Defesa protocola petição para formalizar apresentação do investigado e pede inclusão de interrogatório indireto em vídeo no inquérito policial

A defesa de Nata Fagundes de Paula, investigado pela morte de pai e filho dentro de uma loja de veículos em Cascavel, no oeste do Paraná, informou nesta quinta-feira (5) que protocolou uma petição na Delegacia de Homicídios do município para formalizar a apresentação do cliente às autoridades.

O pedido foi apresentado pelo escritório Dalledone & Advogados Associados, responsável pela defesa. Segundo os advogados, o investigado demonstrou interesse em colaborar com as investigações e apresentar sua versão sobre o caso. No entanto, diante da ausência de retorno das autoridades para a realização do interrogatório formal, a defesa solicitou a inclusão de um interrogatório indireto gravado em vídeo no inquérito policial.

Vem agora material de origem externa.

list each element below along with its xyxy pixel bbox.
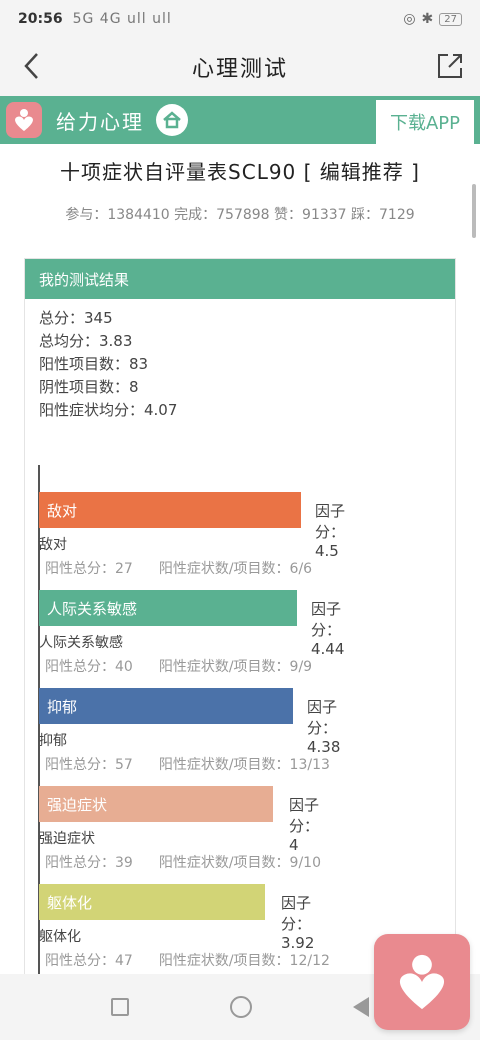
bluetooth-icon: ✱: [421, 11, 434, 27]
factor-bar-label: 躯体化: [47, 893, 93, 912]
factor-bar-label: 人际关系敏感: [47, 599, 138, 618]
test-stats: 参与：1384410 完成：757898 赞：91337 踩：7129: [65, 207, 415, 223]
chevron-left-icon: [24, 53, 38, 79]
factor-ratio: 阳性症状数/项目数：13/13: [158, 757, 330, 773]
factor-bar: 人际关系敏感: [39, 590, 297, 626]
app-banner: 给力心理 下载APP: [0, 96, 480, 144]
factor-bar: 躯体化: [39, 884, 265, 920]
factor-item: 人际关系敏感 因子分：4.44 人际关系敏感 阳性总分：40 阳性症状数/项目数：…: [39, 590, 344, 675]
factor-item: 敌对 因子分：4.5 敌对 阳性总分：27 阳性症状数/项目数：6/6: [39, 492, 345, 577]
heart-person-icon: [15, 109, 33, 131]
factor-total: 阳性总分：27: [45, 561, 133, 577]
factor-ratio: 阳性症状数/项目数：12/12: [158, 953, 330, 969]
factor-name: 人际关系敏感: [39, 635, 123, 651]
alarm-icon: ◎: [403, 11, 416, 27]
main-content: 十项症状自评量表SCL90 [ 编辑推荐 ] 参与：1384410 完成：757…: [0, 144, 480, 974]
factor-score: 因子分：4.5: [315, 500, 345, 560]
factor-bar: 抑郁: [39, 688, 293, 724]
result-header: 我的测试结果: [25, 259, 455, 299]
total-score: 总分：345: [39, 309, 113, 327]
factor-score: 因子分：4: [289, 794, 319, 854]
negative-item-count: 阴性项目数：8: [39, 378, 139, 396]
factor-bar: 强迫症状: [39, 786, 273, 822]
factor-score-label: 因子分：: [307, 698, 338, 737]
factor-score: 因子分：3.92: [281, 892, 314, 952]
factor-score-value: 4.44: [311, 640, 345, 658]
back-button[interactable]: [14, 48, 50, 84]
factor-bar-label: 强迫症状: [47, 795, 108, 814]
scrollbar[interactable]: [472, 184, 476, 238]
status-time: 20:56: [18, 11, 63, 27]
factor-bar-label: 敌对: [47, 501, 78, 520]
floating-logo-button[interactable]: [374, 934, 470, 1030]
result-summary: 总分：345 总均分：3.83 阳性项目数：83 阴性项目数：8 阳性症状均分：…: [25, 299, 455, 430]
factor-score-value: 4.5: [315, 542, 339, 560]
factor-detail: 阳性总分：47 阳性症状数/项目数：12/12: [45, 950, 330, 970]
positive-item-count: 阳性项目数：83: [39, 355, 149, 373]
factor-bar: 敌对: [39, 492, 301, 528]
signal-icon: 5G 4G ull ull: [72, 11, 172, 27]
brand-name: 给力心理: [56, 109, 144, 134]
page-title: 心理测试: [191, 57, 288, 82]
factor-score: 因子分：4.38: [307, 696, 340, 756]
test-title: 十项症状自评量表SCL90 [ 编辑推荐 ]: [60, 160, 420, 184]
factor-detail: 阳性总分：40 阳性症状数/项目数：9/9: [45, 656, 312, 676]
factor-ratio: 阳性症状数/项目数：6/6: [158, 561, 313, 577]
factor-item: 抑郁 因子分：4.38 抑郁 阳性总分：57 阳性症状数/项目数：13/13: [39, 688, 340, 773]
heart-person-icon: [399, 954, 445, 1010]
app-bar: 心理测试: [0, 38, 480, 96]
factor-total: 阳性总分：47: [45, 953, 133, 969]
factor-score-label: 因子分：: [315, 502, 346, 541]
status-right: ◎ ✱ 27: [403, 11, 462, 27]
factor-bar-label: 抑郁: [47, 697, 78, 716]
factor-detail: 阳性总分：57 阳性症状数/项目数：13/13: [45, 754, 330, 774]
factor-name: 抑郁: [39, 733, 67, 749]
result-card: 我的测试结果 总分：345 总均分：3.83 阳性项目数：83 阴性项目数：8 …: [24, 258, 456, 974]
factor-total: 阳性总分：57: [45, 757, 133, 773]
recent-apps-button[interactable]: [110, 998, 129, 1016]
home-button[interactable]: [229, 996, 252, 1018]
factor-detail: 阳性总分：27 阳性症状数/项目数：6/6: [45, 558, 312, 578]
factor-ratio: 阳性症状数/项目数：9/10: [158, 855, 321, 871]
factor-item: 躯体化 因子分：3.92 躯体化 阳性总分：47 阳性症状数/项目数：12/12: [39, 884, 330, 969]
factor-name: 躯体化: [39, 929, 81, 945]
status-bar: 20:56 5G 4G ull ull ◎ ✱ 27: [0, 0, 480, 38]
factor-ratio: 阳性症状数/项目数：9/9: [158, 659, 313, 675]
factor-total: 阳性总分：40: [45, 659, 133, 675]
home-icon: [163, 111, 181, 129]
factor-name: 敌对: [39, 537, 67, 553]
share-external-icon: [438, 54, 462, 78]
battery-indicator: 27: [439, 12, 462, 26]
factor-score-label: 因子分：: [281, 894, 312, 933]
factor-name: 强迫症状: [39, 831, 95, 847]
system-back-button[interactable]: [353, 997, 370, 1017]
share-button[interactable]: [432, 48, 468, 84]
factor-item: 强迫症状 因子分：4 强迫症状 阳性总分：39 阳性症状数/项目数：9/10: [39, 786, 321, 871]
positive-symptom-average: 阳性症状均分：4.07: [39, 401, 178, 419]
factor-detail: 阳性总分：39 阳性症状数/项目数：9/10: [45, 852, 321, 872]
home-badge: [156, 104, 188, 136]
factor-score: 因子分：4.44: [311, 598, 344, 658]
factor-score-label: 因子分：: [311, 600, 342, 639]
factor-score-label: 因子分：: [289, 796, 320, 835]
factor-total: 阳性总分：39: [45, 855, 133, 871]
brand-logo: [6, 102, 42, 138]
average-score: 总均分：3.83: [39, 332, 133, 350]
download-app-button[interactable]: 下载APP: [376, 100, 474, 144]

A gravação foi encaminhada à polícia para que o relato do investigado seja registrado oficialmente no procedimento investigativo. Na versão apresentada, a defesa sustenta que o episódio teria ocorrido em um contexto de reação para preservar a própria vida do investigado e afirma que a arma utilizada durante a ocorrência pertenceria a uma das vítimas.

No vídeo encaminhado às autoridades, Nata afirma que disparou a arma após ter sido ameaçado. Segundo ele, a arma teria sido apontada contra sua cabeça durante a discussão.

De acordo com o relato apresentado pelo investigado, o conflito teria começado por causa de uma dívida relacionada à compra de um veículo. Ele afirma que trabalha com compra e venda de carros e que é conhecido no setor, alegando que sua rotina sempre esteve ligada ao trabalho e às negociações de veículos.

Segundo a versão apresentada, o investigado teria comprado um carro de um dos homens envolvidos no caso, identificado por ele como Analdo. O veículo teria sido negociado por cerca de R$ 100 mil, com pagamento inicial de R$ 65 mil e o restante combinado para ser quitado posteriormente.

Ainda conforme o relato, as cobranças pelo valor restante teriam se intensificado com o passar do tempo, gerando discussões frequentes. O investigado afirma que vinha sendo pressionado e ofendido durante essas cobranças.

No dia do ocorrido, ele teria ido até a loja de veículos com a intenção de resolver a dívida oferecendo uma corrente que, segundo ele, teria valor superior ao montante restante. O investigado afirma que não tinha o dinheiro naquele momento, mas pretendia quitar o débito com o objeto.

De acordo com a versão apresentada à polícia, a discussão teria aumentado dentro da loja e um dos homens teria sacado uma arma durante o desentendimento. O investigado relata que tentou retirar a arma da mão do homem no momento em que o celular dele tocou.

Segundo o relato apresentado pela defesa, nesse momento houve os disparos, e o investigado afirma que não teria percebido para onde os tiros foram direcionados.

A defesa sustenta que a situação ocorreu em um cenário de reação para preservação da própria vida e informou que novos esclarecimentos deverão ser apresentados nos próximos dias, conforme o andamento das investigações conduzidas pela Delegacia de Homicídios de Cascavel.